しばらくして警察が到着し、死体の身元確認が行われたのだが、その女性の死体は現地の若手警官が思わず目を背けたくなるほどに凄惨なものであった。
女性の死体は首が鋭利な刃物で切断され、頭部が行方不明。上半身は内臓が露出するほど深く切り刻まれ両乳房がなく、同じく下腹部もズタズタに切り裂かれていた。
さらに気味の悪いことに、死体の近くには犯行に使われたと思わしき出刃包丁が落ちていたのだが、その出刃包丁には数珠が巻かれていたのだ。

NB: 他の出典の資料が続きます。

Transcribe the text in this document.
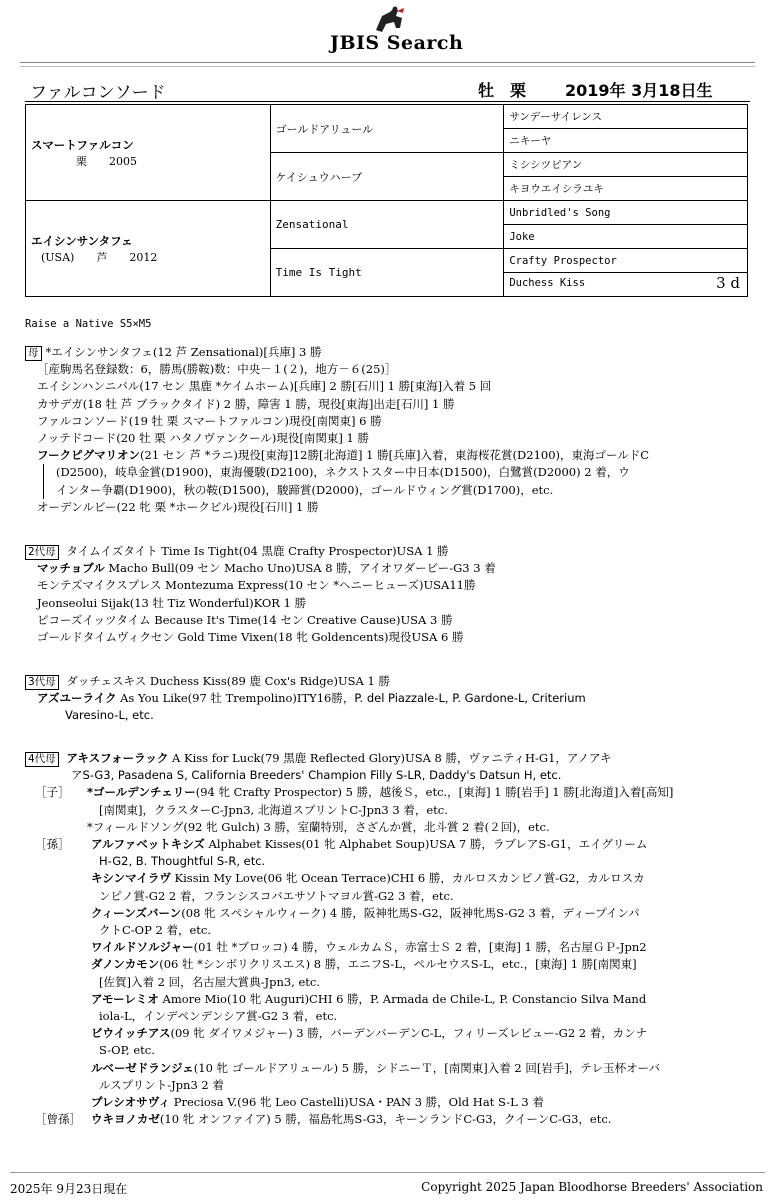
JBIS Search
ファルコンソード	牡　 栗 2019年 3月18日生
スマートファルコン
栗　　2005	ゴールドアリュール	サンデーサイレンス
		ニキーヤ
	ケイシュウハーブ	ミシシツピアン
		キヨウエイシラユキ

エイシンサンタフェ
(USA)　　芦　　2012	Zensational	Unbridled's Song
		Joke
	Time Is Tight	Crafty Prospector
		Duchess Kiss 3 d
Raise a Native S5×M5
母 *エイシンサンタフェ(12 芦 Zensational)[兵庫] 3 勝
［産駒馬名登録数：6，勝馬(勝鞍)数：中央－１(２)，地方－６(25)］
エイシンハンニバル(17 セン 黒鹿 *ケイムホーム)[兵庫] 2 勝[石川] 1 勝[東海]入着 5 回
カサデガ(18 牡 芦 ブラックタイド) 2 勝，障害 1 勝，現役[東海]出走[石川] 1 勝
ファルコンソード(19 牡 栗 スマートファルコン)現役[南関東] 6 勝
ノッテドコード(20 牡 栗 ハタノヴァンクール)現役[南関東] 1 勝
フークピグマリオン(21 セン 芦 *ラニ)現役[東海]12勝[北海道] 1 勝[兵庫]入着，東海桜花賞(D2100)，東海ゴールドC
(D2500)，岐阜金賞(D1900)，東海優駿(D2100)，ネクストスター中日本(D1500)，白鷺賞(D2000) 2 着，ウ
インター争覇(D1900)，秋の鞍(D1500)，駿蹄賞(D2000)，ゴールドウィング賞(D1700)，etc.
オーデンルビー(22 牝 栗 *ホークビル)現役[石川] 1 勝
2代母 タイムイズタイト Time Is Tight(04 黒鹿 Crafty Prospector)USA 1 勝
マッチョブル Macho Bull(09 セン Macho Uno)USA 8 勝，アイオワダービー-G3 3 着
モンテズマイクスプレス Montezuma Express(10 セン *ヘニーヒューズ)USA11勝
Jeonseolui Sijak(13 牡 Tiz Wonderful)KOR 1 勝
ビコーズイッツタイム Because It's Time(14 セン Creative Cause)USA 3 勝
ゴールドタイムヴィクセン Gold Time Vixen(18 牝 Goldencents)現役USA 6 勝
3代母 ダッチェスキス Duchess Kiss(89 鹿 Cox's Ridge)USA 1 勝
アズユーライク As You Like(97 牡 Trempolino)ITY16勝，P. del Piazzale-L, P. Gardone-L, Criterium
Varesino-L, etc.
4代母 アキスフォーラック A Kiss for Luck(79 黒鹿 Reflected Glory)USA 8 勝，ヴァニティH-G1，アノアキ
アS-G3, Pasadena S, California Breeders' Champion Filly S-LR, Daddy's Datsun H, etc.
［子］ *ゴールデンチェリー(94 牝 Crafty Prospector) 5 勝，越後Ｓ，etc.，[東海] 1 勝[岩手] 1 勝[北海道]入着[高知]
[南関東]，クラスターC-Jpn3, 北海道スプリントC-Jpn3 3 着，etc.
*フィールドソング(92 牝 Gulch) 3 勝，室蘭特別，さざんか賞，北斗賞 2 着(２回)，etc.
［孫］ アルファベットキシズ Alphabet Kisses(01 牝 Alphabet Soup)USA 7 勝，ラブレアS-G1，エイグリーム
H-G2, B. Thoughtful S-R, etc.
キシンマイラヴ Kissin My Love(06 牝 Ocean Terrace)CHI 6 勝，カルロスカンピノ賞-G2，カルロスカ
ンピノ賞-G2 2 着，フランシスコバエサソトマヨル賞-G2 3 着，etc.
クィーンズバーン(08 牝 スペシャルウィーク) 4 勝，阪神牝馬S-G2，阪神牝馬S-G2 3 着，ディープインパ
クトC-OP 2 着，etc.
ワイルドソルジャー(01 牡 *ブロッコ) 4 勝，ウェルカムＳ，赤富士Ｓ 2 着，[東海] 1 勝，名古屋ＧＰ-Jpn2
ダノンカモン(06 牡 *シンボリクリスエス) 8 勝，エニフS-L，ペルセウスS-L，etc.，[東海] 1 勝[南関東]
[佐賀]入着 2 回，名古屋大賞典-Jpn3, etc.
アモーレミオ Amore Mio(10 牝 Auguri)CHI 6 勝，P. Armada de Chile-L, P. Constancio Silva Mand
iola-L，インデペンデンシア賞-G2 3 着，etc.
ビウイッチアス(09 牝 ダイワメジャー) 3 勝，バーデンバーデンC-L，フィリーズレビュー-G2 2 着，カンナ
S-OP, etc.
ルベーゼドランジェ(10 牝 ゴールドアリュール) 5 勝，シドニーＴ，[南関東]入着 2 回[岩手]，テレ玉杯オーバ
ルスプリント-Jpn3 2 着
プレシオサヴィ Preciosa V.(96 牝 Leo Castelli)USA・PAN 3 勝，Old Hat S-L 3 着
［曾孫］ ウキヨノカゼ(10 牝 オンファイア) 5 勝，福島牝馬S-G3，キーンランドC-G3，クイーンC-G3，etc.
2025年 9月23日現在	Copyright 2025 Japan Bloodhorse Breeders' Association
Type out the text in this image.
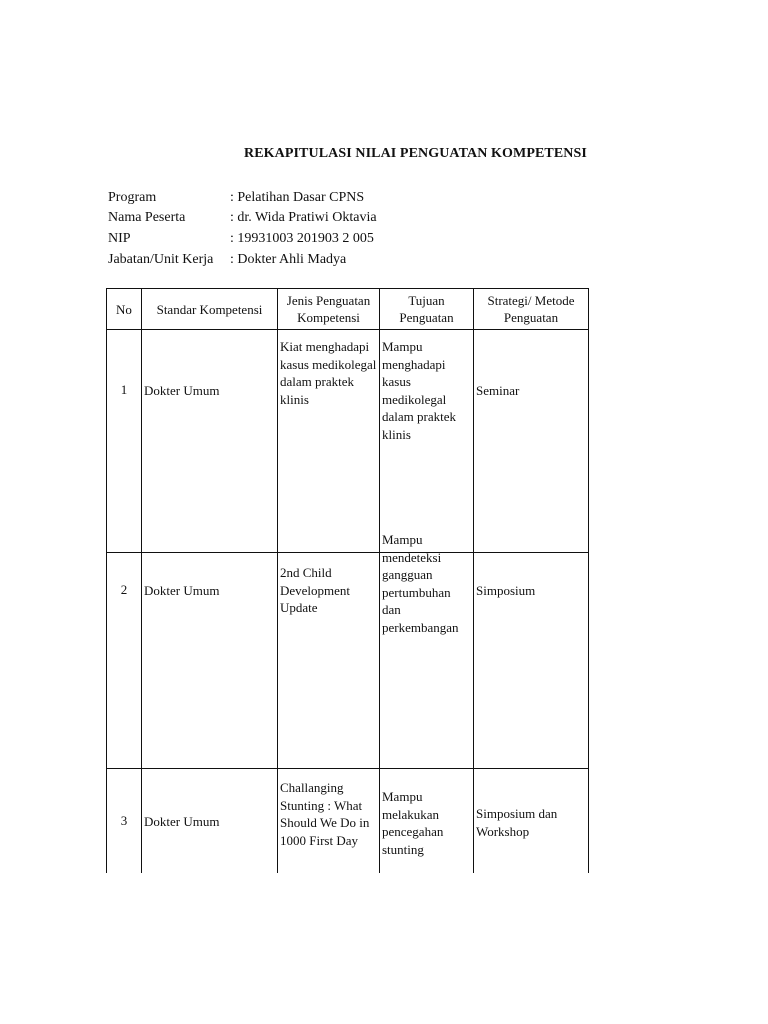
REKAPITULASI NILAI PENGUATAN KOMPETENSI
Program	: Pelatihan Dasar CPNS
Nama Peserta	: dr. Wida Pratiwi Oktavia
NIP	: 19931003 201903 2 005
Jabatan/Unit Kerja : Dokter Ahli Madya
No	Standar Kompetensi	Jenis Penguatan Kompetensi	Tujuan Penguatan	Strategi/ Metode Penguatan

1	Dokter Umum	Kiat menghadapi kasus medikolegal dalam praktek klinis	Mampu menghadapi kasus medikolegal dalam praktek klinis	Seminar

2	Dokter Umum	2nd Child Development Update	Mampu mendeteksi gangguan pertumbuhan dan perkembangan	Simposium

3	Dokter Umum	Challanging Stunting : What Should We Do in 1000 First Day	Mampu melakukan pencegahan stunting	Simposium dan Workshop
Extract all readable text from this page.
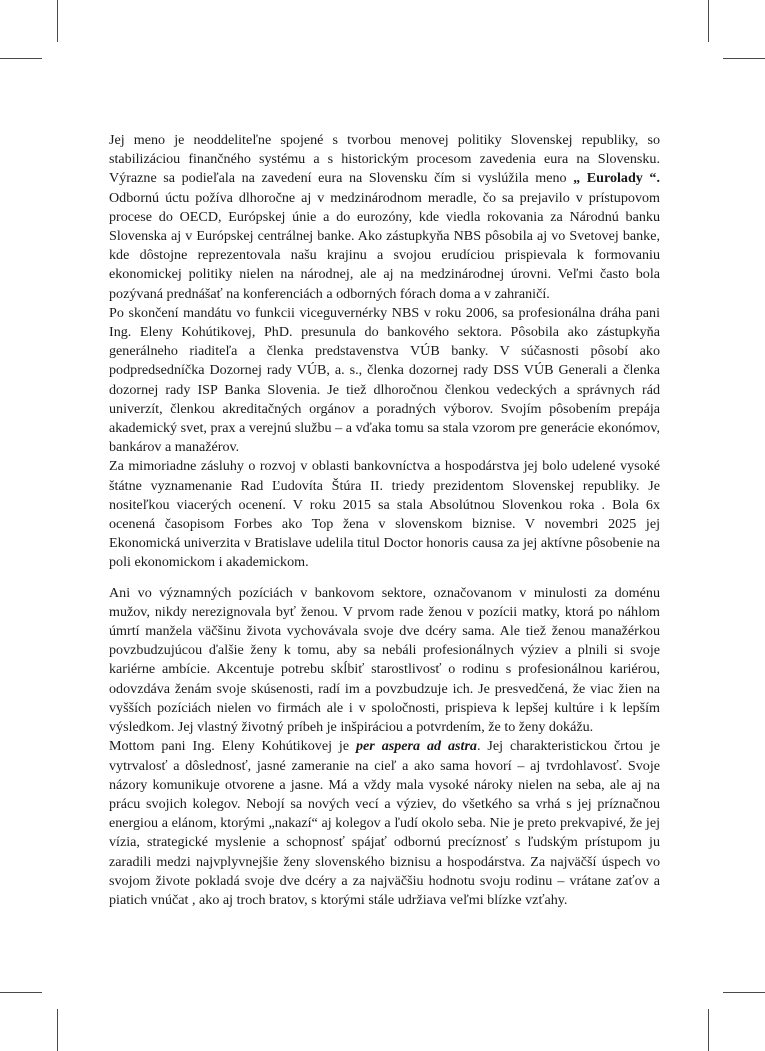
Jej meno je neoddeliteľne spojené s tvorbou menovej politiky Slovenskej republiky, so stabilizáciou finančného systému a s historickým procesom zavedenia eura na Slovensku. Výrazne sa podieľala na zavedení eura na Slovensku čím si vyslúžila meno „ Eurolady “. Odbornú úctu požíva dlhoročne aj v medzinárodnom meradle, čo sa prejavilo v prístupovom procese do OECD, Európskej únie a do eurozóny, kde viedla rokovania za Národnú banku Slovenska aj v Európskej centrálnej banke. Ako zástupkyňa NBS pôsobila aj vo Svetovej banke, kde dôstojne reprezentovala našu krajinu a svojou erudíciou prispievala k formovaniu ekonomickej politiky nielen na národnej, ale aj na medzinárodnej úrovni. Veľmi často bola pozývaná prednášať na konferenciách a odborných fórach doma a v zahraničí.

Po skončení mandátu vo funkcii viceguvernérky NBS v roku 2006, sa profesionálna dráha pani Ing. Eleny Kohútikovej, PhD. presunula do bankového sektora. Pôsobila ako zástupkyňa generálneho riaditeľa a členka predstavenstva VÚB banky. V súčasnosti pôsobí ako podpredsedníčka Dozornej rady VÚB, a. s., členka dozornej rady DSS VÚB Generali a členka dozornej rady ISP Banka Slovenia. Je tiež dlhoročnou členkou vedeckých a správnych rád univerzít, členkou akreditačných orgánov a poradných výborov. Svojím pôsobením prepája akademický svet, prax a verejnú službu – a vďaka tomu sa stala vzorom pre generácie ekonómov, bankárov a manažérov.

Za mimoriadne zásluhy o rozvoj v oblasti bankovníctva a hospodárstva jej bolo udelené vysoké štátne vyznamenanie Rad Ľudovíta Štúra II. triedy prezidentom Slovenskej republiky. Je nositeľkou viacerých ocenení. V roku 2015 sa stala Absolútnou Slovenkou roka . Bola 6x ocenená časopisom Forbes ako Top žena v slovenskom biznise. V novembri 2025 jej Ekonomická univerzita v Bratislave udelila titul Doctor honoris causa za jej aktívne pôsobenie na poli ekonomickom i akademickom.

Ani vo významných pozíciách v bankovom sektore, označovanom v minulosti za doménu mužov, nikdy nerezignovala byť ženou. V prvom rade ženou v pozícii matky, ktorá po náhlom úmrtí manžela väčšinu života vychovávala svoje dve dcéry sama. Ale tiež ženou manažérkou povzbudzujúcou ďalšie ženy k tomu, aby sa nebáli profesionálnych výziev a plnili si svoje kariérne ambície. Akcentuje potrebu skĺbiť starostlivosť o rodinu s profesionálnou kariérou, odovzdáva ženám svoje skúsenosti, radí im a povzbudzuje ich. Je presvedčená, že viac žien na vyšších pozíciách nielen vo firmách ale i v spoločnosti, prispieva k lepšej kultúre i k lepším výsledkom. Jej vlastný životný príbeh je inšpiráciou a potvrdením, že to ženy dokážu.

Mottom pani Ing. Eleny Kohútikovej je per aspera ad astra. Jej charakteristickou črtou je vytrvalosť a dôslednosť, jasné zameranie na cieľ a ako sama hovorí – aj tvrdohlavosť. Svoje názory komunikuje otvorene a jasne. Má a vždy mala vysoké nároky nielen na seba, ale aj na prácu svojich kolegov. Nebojí sa nových vecí a výziev, do všetkého sa vrhá s jej príznačnou energiou a elánom, ktorými „nakazí“ aj kolegov a ľudí okolo seba. Nie je preto prekvapivé, že jej vízia, strategické myslenie a schopnosť spájať odbornú precíznosť s ľudským prístupom ju zaradili medzi najvplyvnejšie ženy slovenského biznisu a hospodárstva. Za najväčší úspech vo svojom živote pokladá svoje dve dcéry a za najväčšiu hodnotu svoju rodinu – vrátane zaťov a piatich vnúčat , ako aj troch bratov, s ktorými stále udržiava veľmi blízke vzťahy.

この女性の死体は近くに遊郭があったことから、当初は遊郭で働いている女性が殺害されたのでは? といった推理も飛び出したが遊郭では該当する女性はおらず、この遺体の近くには、この女性が男性へ送ったと思わしき恋文が落ちており、遊郭の女性でないことがわかった。
増淵倉吉という男
遺留品と検視の結果、この女性は2月5日から行方不明だった名古屋市内で青果業を営む家庭の次女・吉田ます江(19歳)とわかった。
ます江は大人しい女性で、高等小学校を卒業後、1年ほど前から花嫁修業の一環で近所の裁縫教室に通っていた。
ます江は当初、近くに住んでいる「増淵」という家でミシンを習っていたが、この家の師匠である女性が亡くなった後は、親戚の家でミシンを習っていたという。